Numero 39/2016
1 Ottobre 2016
I Contrabbandieri di Birra – Capitolo 1
Pioveva quel giorno.
Marzo inoltrato, l’inverno rigido e severo che cedeva il passo ad una primavera dal passo incerto, ancora sonnecchiante.
La neve ai bordi delle strade, sottesa ai coni d’ombra creati dai palazzi e dalle chiese, ancora resisteva al tepore che iniziava ad aumentare un giorno dopo l’altro.

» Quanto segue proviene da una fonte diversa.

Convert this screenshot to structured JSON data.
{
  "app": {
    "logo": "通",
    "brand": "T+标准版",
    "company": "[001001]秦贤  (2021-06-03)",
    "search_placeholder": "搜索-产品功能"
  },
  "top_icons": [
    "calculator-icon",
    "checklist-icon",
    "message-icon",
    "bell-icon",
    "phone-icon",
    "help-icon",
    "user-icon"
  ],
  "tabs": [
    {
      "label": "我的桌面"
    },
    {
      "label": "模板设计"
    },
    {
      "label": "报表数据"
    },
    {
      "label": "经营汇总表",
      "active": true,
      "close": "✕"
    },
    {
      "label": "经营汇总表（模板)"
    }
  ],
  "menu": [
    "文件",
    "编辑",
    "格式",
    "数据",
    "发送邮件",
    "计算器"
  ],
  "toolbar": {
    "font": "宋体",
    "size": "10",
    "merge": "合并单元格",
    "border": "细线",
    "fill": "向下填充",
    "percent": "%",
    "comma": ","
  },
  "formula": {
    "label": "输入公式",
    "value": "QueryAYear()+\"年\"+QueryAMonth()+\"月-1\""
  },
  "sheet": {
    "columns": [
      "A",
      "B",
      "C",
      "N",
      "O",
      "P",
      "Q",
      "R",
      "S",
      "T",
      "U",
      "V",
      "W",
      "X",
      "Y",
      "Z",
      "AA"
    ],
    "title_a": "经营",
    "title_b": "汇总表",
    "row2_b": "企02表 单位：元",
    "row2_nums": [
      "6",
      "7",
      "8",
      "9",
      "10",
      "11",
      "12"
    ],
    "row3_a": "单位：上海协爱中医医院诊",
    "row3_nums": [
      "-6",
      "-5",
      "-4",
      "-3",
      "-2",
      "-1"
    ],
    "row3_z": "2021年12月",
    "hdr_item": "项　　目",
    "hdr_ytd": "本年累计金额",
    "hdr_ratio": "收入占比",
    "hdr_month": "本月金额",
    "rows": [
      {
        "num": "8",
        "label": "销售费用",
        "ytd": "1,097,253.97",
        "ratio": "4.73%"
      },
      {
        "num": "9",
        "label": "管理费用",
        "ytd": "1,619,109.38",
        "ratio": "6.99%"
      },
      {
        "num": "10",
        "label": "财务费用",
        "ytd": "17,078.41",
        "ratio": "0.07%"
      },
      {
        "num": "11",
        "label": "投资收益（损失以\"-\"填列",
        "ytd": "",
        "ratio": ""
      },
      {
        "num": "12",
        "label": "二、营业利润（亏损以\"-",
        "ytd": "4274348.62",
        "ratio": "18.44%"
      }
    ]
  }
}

Ma era ancora lì, tenace, caparbia… il clima duro di una terra dura.
Fossano era così.
Una cittadina tutto sommato ridente ed abbastanza prospera che aveva visto momenti migliori ma anche annate peggiori.
Sita nella pianura padana, a circa sessanta chilometri dalla vecchia capitale d’Italia, Torino, poco aveva a ché fare con quella grande città.
Torino era un crogiuolo di attività, vitale, moderna; Fossano era la tipica cittadina agricola.
E come tale restava attaccata alle proprie tradizioni, legate ai lenti ed inesorabili ritmi di Madre Natura.
Certo, l’analfabetismo era fortemente presente, come anche il disinteresse verso le nuove tendenze di musica, moda, sui nuovi miracoli della tecnologia…
Nel bene e nel male, però, la vita scorreva tranquilla e poco importava ai fossanesi che cosa succedeva a Roma, la nuova Capitale.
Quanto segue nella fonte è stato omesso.